Given a second degree ODE with a small parameter $\epsilon$,
when can we just plug in $y = y_0 + \epsilon y_1 + \epsilon^2 y_2 + \cdots$ and then solve term by term to get the asymptotic series?

The singular perturbation case, $\epsilon y'' + a(x) y' + b(x) y = 0$, we can not plug in this, we have to use the WKB theory and plug in $y = e^{y_0/\delta + y_1 + \delta y_2 + \cdots}$.

And for the duffing equation $y'' + y + \epsilon y^3 = 0$, we have to use multi-scale analysis since the standard perturbation will give us a secular term.

However, for ODEs like $y'' + 2\epsilon y'+ y = 0$ and $y'' = \epsilon Q(x) y$,we can just plug in the standard series to find the asymptotic.

For the local analysis without $\epsilon$ in the ODE, there are ways to classify regular points, regular singular points, and irregular singular points, and for each case, we know exactly what type of expansions we should use. So is there a rule to follow when doing the global analysis with $\epsilon$ in the ODE? I guess it will depends on the ODE and also the boundary conditions?

Best Answer

Side note: assumption of regular perturbation expansion in integer powers of the small parameter is a bit awkwardly restrictive. Assuming merely nonnegative powers of the small parameter allows considerably more flexibility and is still within the realm of regular perturbation theory.

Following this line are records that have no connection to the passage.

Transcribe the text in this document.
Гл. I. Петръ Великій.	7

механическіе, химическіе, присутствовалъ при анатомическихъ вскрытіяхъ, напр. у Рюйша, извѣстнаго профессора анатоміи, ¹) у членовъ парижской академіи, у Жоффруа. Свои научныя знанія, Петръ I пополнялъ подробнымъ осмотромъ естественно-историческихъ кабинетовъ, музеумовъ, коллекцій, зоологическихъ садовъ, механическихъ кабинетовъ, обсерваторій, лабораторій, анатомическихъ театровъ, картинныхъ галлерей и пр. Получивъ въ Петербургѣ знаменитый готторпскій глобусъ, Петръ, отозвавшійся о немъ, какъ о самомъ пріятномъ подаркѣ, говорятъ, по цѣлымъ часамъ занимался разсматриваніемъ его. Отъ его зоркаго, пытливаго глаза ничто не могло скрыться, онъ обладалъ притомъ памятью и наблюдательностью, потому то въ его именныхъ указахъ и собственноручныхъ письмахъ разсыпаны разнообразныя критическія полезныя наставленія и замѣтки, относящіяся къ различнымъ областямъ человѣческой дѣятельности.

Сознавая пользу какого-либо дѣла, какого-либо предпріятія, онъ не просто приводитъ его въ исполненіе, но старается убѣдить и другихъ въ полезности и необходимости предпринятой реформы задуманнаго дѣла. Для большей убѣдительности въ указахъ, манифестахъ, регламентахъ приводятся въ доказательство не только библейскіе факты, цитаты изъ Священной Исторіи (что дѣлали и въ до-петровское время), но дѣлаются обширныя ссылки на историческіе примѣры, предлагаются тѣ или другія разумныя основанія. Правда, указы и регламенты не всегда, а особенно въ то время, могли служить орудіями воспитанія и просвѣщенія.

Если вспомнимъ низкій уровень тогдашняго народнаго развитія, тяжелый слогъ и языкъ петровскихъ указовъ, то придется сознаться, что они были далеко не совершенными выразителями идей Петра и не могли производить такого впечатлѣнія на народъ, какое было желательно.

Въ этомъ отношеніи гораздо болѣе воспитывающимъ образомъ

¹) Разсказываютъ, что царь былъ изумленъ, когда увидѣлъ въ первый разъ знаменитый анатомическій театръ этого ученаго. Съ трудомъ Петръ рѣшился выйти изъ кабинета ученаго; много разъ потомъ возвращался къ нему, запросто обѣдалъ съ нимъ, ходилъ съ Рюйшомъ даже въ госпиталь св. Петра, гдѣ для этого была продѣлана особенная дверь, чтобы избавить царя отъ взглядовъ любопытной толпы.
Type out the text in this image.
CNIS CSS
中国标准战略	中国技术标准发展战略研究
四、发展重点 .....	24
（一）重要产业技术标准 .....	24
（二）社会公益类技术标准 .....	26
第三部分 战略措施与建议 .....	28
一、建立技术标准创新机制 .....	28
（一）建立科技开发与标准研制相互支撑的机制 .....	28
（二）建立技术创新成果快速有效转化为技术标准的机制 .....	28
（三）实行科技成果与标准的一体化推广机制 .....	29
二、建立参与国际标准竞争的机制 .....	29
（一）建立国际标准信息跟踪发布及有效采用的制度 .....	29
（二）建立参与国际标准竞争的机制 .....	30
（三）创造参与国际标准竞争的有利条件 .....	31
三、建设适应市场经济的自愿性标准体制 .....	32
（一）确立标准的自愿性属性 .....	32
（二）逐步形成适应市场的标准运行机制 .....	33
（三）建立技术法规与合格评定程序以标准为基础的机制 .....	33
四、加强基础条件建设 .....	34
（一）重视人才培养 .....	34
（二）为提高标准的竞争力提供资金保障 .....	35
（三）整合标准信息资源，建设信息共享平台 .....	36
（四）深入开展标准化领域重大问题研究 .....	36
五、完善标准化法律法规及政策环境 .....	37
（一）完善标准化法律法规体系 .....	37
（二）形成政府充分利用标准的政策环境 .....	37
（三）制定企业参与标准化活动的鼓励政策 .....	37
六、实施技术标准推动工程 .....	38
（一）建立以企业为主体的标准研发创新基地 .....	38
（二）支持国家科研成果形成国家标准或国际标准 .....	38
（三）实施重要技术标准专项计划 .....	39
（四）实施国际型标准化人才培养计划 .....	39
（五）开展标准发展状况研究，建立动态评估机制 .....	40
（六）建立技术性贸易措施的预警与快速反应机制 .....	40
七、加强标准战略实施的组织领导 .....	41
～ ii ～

Anyway, the two problematic cases you pointed out are problematic for entirely different reasons. The first case is because the perturbation itself is singular, which means that the $\epsilon=0$ problem has no solution, so the $y_0$ you would want to construct is already not defined. This generally occurs when setting the small parameter to zero eliminates the highest order term in the differential equation (because now the general solution should be expected to be "lower dimensional", either literally in the linear case or in a loose sense in the nonlinear case).

The second case is because you want to push the asymptotics to long time scales, but the local approximations you are making have unbounded error on unbounded time scales. On short times there is no problem with regular perturbation expansion, but on long times you need to come to grips with subtle dynamical issues such as periodicity and metastability, which are too complicated for regular perturbation theory to resolve.